Other than the embedded systems, I am not sure where else C has its relevance.
Are there enough jobs/market available in C?
Thank you for sharing your experience! Certainly, every developer has a different experience with various languages depending on their work and investments, so it is valuable to hear different perspectives.
In regards to your question, I do believe that there is a strong market for C. And if the skills aren't used directly, they certainly do crossover into other languages. Since C is the foundation for other languages, it can bolster a career by making it easier to learn some of the languages that may be more marketable.
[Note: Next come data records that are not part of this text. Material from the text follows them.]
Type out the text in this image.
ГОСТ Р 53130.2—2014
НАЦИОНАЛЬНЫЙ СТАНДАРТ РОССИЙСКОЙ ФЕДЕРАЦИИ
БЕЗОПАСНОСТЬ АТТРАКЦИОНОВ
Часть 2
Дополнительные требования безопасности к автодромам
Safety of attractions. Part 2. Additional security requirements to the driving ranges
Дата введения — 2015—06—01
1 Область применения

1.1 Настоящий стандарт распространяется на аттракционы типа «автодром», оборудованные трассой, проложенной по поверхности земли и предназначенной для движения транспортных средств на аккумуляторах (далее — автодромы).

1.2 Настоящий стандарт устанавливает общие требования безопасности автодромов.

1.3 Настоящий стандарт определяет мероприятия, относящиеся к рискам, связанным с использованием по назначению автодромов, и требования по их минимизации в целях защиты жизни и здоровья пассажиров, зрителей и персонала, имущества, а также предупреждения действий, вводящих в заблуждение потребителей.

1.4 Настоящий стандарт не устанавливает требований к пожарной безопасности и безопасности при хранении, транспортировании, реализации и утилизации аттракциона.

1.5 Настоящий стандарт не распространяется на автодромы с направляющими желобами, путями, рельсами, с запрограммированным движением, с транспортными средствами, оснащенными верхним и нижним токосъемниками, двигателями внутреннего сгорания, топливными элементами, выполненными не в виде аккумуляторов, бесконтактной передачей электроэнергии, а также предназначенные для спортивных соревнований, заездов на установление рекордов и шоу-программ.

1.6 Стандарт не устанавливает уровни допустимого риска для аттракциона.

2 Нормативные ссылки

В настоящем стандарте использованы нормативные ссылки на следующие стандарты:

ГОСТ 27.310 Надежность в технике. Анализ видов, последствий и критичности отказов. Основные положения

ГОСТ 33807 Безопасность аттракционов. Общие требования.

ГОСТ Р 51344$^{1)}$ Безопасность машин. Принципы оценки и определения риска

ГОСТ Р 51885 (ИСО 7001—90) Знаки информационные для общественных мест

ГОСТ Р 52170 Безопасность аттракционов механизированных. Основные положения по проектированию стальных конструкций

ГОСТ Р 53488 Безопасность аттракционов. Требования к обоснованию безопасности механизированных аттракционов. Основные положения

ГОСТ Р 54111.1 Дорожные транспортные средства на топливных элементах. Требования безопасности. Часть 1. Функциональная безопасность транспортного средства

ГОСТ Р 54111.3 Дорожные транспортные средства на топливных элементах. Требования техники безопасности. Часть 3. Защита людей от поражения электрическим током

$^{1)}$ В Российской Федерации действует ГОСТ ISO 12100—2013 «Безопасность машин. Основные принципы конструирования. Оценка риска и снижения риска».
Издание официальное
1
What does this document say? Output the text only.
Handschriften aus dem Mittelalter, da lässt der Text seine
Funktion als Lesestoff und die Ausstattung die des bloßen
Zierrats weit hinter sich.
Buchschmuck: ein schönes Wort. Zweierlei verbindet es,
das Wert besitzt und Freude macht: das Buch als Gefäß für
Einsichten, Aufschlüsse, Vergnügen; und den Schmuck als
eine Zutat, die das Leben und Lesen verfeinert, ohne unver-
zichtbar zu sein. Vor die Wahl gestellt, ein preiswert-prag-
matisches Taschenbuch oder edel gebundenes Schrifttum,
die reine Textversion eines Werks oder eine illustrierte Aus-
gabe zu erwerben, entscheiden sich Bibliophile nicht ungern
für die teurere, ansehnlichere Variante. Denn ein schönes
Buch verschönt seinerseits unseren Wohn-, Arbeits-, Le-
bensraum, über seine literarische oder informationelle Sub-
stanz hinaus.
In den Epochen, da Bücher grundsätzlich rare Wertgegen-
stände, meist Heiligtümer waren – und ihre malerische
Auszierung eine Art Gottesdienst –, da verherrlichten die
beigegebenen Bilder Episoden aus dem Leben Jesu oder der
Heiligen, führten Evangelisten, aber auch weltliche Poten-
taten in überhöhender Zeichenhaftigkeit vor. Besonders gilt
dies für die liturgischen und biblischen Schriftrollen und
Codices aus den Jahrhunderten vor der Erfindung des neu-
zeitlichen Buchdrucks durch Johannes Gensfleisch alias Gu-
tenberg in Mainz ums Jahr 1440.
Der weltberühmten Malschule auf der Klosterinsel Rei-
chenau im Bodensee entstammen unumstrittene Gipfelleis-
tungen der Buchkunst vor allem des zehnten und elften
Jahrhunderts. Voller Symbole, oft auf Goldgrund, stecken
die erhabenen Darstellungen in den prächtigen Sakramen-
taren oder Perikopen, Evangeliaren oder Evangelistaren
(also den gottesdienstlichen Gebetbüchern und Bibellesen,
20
C++, Java, C#, Haskell, and Python all interact with C in some way.
In general, C is great for embedded stuff (it's easier to port a C compiler than C++), open source software (OSS prefers C over C++, for example), and systems programming (especially templates that use C++). Just to name a few.
For me, "C" is effectively "portable assembly" and you always know what is happening in the CPU as a result of your code, it gives you a head for optimization in time critical tasks, it can be the difference between processes that take an hour to complete and ones that take 16 milliseconds.
pro tip: for time-critical C or C++, "objdump" the compiled code and "get a head for" the assembly language generated for the CPU.
Thank you for your addition to the article. I think your comment relates to the idea that C trains you to think more like a computer than other languages. The challenge that comes with learning C has a lot to do with this kind of thinking it requires.